For the next level of difficulty I designed a series of knives using the liner lock mechanism. This is the most popular style of today. They are usually spring assisted or thumb fob opening blades. The main bonus is that they can be opened or closed with one hand and that’s the best you can get in my world as far a functionality goes.
The above liner lock knife has linen Micarta handles with dovetailed brass bolsters as well as white and stainless steel liners. I filed a brass thumb fob and put some more filework on the top of the blade. The liner lock release lever is in the cut out on the bottom of the bolsters.
The blade below is also a liner lock with a paper Micarta handle. I made this knife a little fancier. It has stainless steel and blue liners with a fully fileworked blade spine and butt. I made a matching stainless steel thumb fob on this one. The liner lock release lever is in the handle slab cut out again.

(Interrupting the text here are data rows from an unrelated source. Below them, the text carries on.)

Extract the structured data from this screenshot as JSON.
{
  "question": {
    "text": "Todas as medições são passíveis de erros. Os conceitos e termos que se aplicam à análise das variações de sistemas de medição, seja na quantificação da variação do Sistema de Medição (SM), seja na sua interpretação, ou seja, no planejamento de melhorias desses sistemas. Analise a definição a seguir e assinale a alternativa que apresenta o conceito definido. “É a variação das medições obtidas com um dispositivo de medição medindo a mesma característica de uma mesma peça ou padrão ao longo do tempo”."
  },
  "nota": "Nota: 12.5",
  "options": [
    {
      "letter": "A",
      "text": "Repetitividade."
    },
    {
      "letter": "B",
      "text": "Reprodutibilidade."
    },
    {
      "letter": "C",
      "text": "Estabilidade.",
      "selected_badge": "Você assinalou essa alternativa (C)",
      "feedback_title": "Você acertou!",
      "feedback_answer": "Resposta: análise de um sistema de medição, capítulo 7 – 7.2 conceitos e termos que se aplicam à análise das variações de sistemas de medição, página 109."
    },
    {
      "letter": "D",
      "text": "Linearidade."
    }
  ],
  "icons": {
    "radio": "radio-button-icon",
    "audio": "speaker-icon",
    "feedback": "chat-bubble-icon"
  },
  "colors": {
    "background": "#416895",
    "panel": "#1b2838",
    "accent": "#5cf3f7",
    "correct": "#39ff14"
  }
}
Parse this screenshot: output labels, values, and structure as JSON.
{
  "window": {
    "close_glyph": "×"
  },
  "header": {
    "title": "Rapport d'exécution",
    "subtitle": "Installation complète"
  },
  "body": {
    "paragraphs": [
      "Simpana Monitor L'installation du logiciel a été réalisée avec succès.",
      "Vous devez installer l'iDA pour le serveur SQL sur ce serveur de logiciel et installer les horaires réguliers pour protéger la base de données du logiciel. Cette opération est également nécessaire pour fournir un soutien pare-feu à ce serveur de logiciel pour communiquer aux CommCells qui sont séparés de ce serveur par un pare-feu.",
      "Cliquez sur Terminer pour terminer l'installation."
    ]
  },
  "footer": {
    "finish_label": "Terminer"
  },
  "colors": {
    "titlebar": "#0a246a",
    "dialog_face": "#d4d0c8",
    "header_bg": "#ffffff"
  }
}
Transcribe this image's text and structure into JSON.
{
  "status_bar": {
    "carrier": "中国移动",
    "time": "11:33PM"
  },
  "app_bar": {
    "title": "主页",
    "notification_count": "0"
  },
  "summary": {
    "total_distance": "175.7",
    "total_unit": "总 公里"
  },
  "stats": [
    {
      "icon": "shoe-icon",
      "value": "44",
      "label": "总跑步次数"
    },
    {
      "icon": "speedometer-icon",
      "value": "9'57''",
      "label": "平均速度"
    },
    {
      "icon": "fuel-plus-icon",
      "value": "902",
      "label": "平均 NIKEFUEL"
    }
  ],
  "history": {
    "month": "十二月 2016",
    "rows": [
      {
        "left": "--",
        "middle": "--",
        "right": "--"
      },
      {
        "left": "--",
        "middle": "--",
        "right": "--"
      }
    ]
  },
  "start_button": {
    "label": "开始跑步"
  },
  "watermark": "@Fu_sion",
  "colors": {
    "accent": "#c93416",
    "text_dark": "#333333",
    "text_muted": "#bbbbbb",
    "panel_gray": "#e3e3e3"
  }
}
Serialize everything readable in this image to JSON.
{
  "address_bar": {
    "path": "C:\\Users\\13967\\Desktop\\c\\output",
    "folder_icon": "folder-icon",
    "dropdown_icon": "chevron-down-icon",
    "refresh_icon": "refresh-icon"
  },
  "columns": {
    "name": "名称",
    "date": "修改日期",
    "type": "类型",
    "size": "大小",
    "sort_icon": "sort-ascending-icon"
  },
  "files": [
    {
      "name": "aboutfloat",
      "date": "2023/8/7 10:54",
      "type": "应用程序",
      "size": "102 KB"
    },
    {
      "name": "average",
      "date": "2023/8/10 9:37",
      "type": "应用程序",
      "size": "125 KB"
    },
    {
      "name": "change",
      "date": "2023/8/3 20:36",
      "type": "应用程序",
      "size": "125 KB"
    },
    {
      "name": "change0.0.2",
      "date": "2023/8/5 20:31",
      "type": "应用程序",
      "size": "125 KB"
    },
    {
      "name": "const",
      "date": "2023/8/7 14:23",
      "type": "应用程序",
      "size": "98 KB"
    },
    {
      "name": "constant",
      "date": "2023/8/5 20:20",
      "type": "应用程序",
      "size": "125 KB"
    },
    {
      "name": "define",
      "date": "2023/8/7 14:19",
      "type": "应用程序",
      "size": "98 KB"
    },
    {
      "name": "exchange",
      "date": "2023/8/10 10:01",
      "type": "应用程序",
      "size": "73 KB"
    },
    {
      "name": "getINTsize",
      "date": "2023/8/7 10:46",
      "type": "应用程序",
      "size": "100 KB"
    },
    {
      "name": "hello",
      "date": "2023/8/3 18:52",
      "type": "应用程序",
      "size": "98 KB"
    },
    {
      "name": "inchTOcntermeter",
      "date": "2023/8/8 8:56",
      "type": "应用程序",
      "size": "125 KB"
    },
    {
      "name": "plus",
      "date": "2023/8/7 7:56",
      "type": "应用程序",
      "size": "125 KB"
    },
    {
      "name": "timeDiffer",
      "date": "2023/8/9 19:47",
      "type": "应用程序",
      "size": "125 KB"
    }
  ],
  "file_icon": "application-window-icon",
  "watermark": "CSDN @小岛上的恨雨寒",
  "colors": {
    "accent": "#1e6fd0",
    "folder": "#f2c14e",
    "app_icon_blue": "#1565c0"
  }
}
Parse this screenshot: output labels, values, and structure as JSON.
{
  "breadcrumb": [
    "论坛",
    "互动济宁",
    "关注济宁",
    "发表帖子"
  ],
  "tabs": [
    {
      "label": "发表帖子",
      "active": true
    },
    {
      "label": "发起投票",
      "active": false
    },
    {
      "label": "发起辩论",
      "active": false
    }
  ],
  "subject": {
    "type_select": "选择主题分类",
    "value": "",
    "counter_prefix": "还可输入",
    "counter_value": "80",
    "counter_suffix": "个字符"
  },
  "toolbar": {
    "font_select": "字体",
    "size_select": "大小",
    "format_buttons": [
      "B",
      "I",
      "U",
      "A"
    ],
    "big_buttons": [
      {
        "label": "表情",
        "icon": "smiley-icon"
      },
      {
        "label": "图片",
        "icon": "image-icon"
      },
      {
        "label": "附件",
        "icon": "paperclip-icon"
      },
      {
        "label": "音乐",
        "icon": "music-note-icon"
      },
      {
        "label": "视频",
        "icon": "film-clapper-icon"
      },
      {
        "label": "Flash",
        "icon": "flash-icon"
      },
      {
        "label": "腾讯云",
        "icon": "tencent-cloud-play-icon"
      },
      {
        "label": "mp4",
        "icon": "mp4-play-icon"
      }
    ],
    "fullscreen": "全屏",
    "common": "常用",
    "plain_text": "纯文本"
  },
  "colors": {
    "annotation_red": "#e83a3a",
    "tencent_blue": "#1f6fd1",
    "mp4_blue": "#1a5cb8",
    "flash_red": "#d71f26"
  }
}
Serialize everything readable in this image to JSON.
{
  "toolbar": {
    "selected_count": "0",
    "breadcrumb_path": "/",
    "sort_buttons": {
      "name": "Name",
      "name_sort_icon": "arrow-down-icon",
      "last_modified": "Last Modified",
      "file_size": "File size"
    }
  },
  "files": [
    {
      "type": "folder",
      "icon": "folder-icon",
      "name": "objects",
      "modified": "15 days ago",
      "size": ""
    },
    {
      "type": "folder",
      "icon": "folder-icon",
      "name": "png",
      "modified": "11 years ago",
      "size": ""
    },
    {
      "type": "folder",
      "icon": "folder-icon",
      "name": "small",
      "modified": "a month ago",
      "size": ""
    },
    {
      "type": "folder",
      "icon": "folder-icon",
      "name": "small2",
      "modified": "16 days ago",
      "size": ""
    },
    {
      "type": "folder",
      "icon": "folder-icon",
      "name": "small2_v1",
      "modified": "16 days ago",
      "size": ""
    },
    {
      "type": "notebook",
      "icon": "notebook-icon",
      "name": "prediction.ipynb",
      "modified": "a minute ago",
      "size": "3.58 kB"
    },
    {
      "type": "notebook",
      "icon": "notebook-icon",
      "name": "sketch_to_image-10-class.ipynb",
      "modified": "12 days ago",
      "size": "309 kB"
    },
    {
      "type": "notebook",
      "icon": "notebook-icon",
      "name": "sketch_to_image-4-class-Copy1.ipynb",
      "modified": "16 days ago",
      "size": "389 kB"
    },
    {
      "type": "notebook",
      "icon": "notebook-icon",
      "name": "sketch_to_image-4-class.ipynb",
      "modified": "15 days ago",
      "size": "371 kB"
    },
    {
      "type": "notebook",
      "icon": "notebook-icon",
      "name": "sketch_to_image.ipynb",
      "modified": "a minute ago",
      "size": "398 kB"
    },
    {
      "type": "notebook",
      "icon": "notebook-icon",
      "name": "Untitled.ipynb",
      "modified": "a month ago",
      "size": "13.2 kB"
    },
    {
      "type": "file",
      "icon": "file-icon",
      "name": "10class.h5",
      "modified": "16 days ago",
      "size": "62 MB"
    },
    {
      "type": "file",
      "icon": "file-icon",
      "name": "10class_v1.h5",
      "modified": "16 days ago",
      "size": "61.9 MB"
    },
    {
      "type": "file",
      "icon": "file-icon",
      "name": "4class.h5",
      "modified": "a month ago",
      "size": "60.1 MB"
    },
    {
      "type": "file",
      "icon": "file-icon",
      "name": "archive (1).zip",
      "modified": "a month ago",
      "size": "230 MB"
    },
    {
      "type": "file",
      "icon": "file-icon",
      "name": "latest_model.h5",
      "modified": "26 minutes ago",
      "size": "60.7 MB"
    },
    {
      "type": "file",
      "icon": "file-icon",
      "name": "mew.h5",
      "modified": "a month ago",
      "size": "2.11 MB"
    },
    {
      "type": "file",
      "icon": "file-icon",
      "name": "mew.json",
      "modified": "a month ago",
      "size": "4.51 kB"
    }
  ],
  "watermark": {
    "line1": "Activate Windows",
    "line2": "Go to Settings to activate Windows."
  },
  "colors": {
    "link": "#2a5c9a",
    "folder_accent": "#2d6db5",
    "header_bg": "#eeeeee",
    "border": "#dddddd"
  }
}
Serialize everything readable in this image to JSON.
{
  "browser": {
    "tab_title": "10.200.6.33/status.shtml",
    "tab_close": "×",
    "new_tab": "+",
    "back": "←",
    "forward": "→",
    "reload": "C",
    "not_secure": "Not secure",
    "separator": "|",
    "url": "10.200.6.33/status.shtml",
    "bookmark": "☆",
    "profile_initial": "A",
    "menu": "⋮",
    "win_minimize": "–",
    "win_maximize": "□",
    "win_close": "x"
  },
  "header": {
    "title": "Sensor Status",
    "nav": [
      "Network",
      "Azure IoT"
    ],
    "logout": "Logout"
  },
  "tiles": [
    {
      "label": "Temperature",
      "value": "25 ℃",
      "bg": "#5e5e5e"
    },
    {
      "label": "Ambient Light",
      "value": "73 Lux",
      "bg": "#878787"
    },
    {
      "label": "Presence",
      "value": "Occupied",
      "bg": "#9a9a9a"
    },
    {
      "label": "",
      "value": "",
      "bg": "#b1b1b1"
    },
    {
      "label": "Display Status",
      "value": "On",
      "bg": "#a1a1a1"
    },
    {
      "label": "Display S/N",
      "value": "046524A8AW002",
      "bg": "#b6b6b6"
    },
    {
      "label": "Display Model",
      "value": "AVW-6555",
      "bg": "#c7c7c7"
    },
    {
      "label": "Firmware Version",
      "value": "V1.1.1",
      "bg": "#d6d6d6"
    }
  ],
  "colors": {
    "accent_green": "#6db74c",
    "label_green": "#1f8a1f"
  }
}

This is where the biggest challenge came in so far with the folders I had made. Up till now the pivot pins in the jack knives and the rear lockers were Peined pins and once set, the knives cannot be taken apart if a back spring breaks. I could see the writing on the wall for this style of knife if future repairs were ever needed.
I had to design a blade where the knife could be disassembled if necessary. This meant that all the layers had to be drilled and tapped so that they could be threaded for tiny screws – like 2×56 threads. Try tapping a hole this size in a piece of stainless steel that is only 1/16 of an inch thick. It was very frustrating until I figured out the techniques. I had to build numerous jigs to perform these procedures. The most important jig was for tapping the tiny holes in the various pieces. These holes must be exactly 90 degrees to the piece being tapped. ( see above photo )
You can see the Torx headed screws in the handle slabs. These are opposing screws from each side going into a tapped support or pivot bushing. This is where my Mitutoyo digital calipers were a must. The making of these bushings was very exacting.
The next series of liner locks I designed were a little more ornate and I used various combinations of brass, black, blue or stainless steel for the inner liners and of course – lots of filework. I used stabilized woods for the handles of these knives.
I tried some new things on this folder as well. I did some vine filework on the inner workings of the back spring and made the thumb fob a little more streamlined.
After 3 years of intense focus – designing and building folders – I had accomplished what I set out to do.
I am now back to making fixed blade knives again. The whole experience was really rewarding and made me a better knife maker. I now look at my new fixed bladed knives with the same precision that I learned doing these folders.